View a markdown version of this page

FSISUS15: What is your testing process for workloads that require floating point precision? - Financial Services Industry Lens

FSISUS15: What is your testing process for workloads that require floating point precision?

FSISUS15-BP01 Minimize the bit count while maintaining precision

Prescriptive guidance

Floating point precision is a way to represent real numbers in a finite binary format. It stores a number in a fixed-width field with the intent to reduce the memory bandwidth and storage requirements compared to double-precision arithmetic results. Although double-precision can sometimes lead to more accurate results, single-precision calculations can be faster and thus

reduce overall energy consumption for particular workloads. Determine which of your workloads is suitable for use of floating-point accuracy, performance, and efficiency. Consider testing with a cluster of instances to see how well it performs at scale.

Implementation guidance:

  • For intensive financial simulations and calculations, test the number of bits that are required to achieve your floating point precision and consider reducing number of bits by selecting different floating-point formats, including bfloat16, that's supported by AWS Graviton.

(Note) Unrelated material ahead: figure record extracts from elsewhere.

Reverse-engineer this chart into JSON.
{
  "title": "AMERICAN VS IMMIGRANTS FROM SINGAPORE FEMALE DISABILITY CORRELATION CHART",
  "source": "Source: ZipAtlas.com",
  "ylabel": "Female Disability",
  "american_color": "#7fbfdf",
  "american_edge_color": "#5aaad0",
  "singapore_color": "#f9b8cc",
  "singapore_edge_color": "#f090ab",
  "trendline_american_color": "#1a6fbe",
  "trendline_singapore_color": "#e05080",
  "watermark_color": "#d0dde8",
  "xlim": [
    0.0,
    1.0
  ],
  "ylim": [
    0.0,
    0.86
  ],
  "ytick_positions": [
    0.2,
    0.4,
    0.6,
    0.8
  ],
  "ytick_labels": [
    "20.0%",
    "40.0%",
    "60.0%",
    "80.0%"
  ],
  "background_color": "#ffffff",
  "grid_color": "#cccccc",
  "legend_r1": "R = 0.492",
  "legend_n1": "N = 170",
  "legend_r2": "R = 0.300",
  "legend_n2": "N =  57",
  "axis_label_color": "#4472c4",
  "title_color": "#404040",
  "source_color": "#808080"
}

  • Using floating point Quantization, you can represent numbers using lower bit-count integers or floating point numbers without incurring a significant loss in accuracy. Specifically, you can reduce resource usage by replacing the parameters in your workload with (1) half-precision (16 bit), (2) bfloat16 (16 bit, but the same dynamic range as 32 bit), or 8-bit integers instead of the usual single-precision floating-point (32 bit) values.

  • Service recommendations: Use the following services to achieve your goal.

  • Test generative AI models with reduced precision (quantization) to maintain accuracy while reducing resource consumption.

  • Validate generative AI model performance with different floating-point precisions.

  • Use mixed-precision training for generative AI models to optimize resource usage.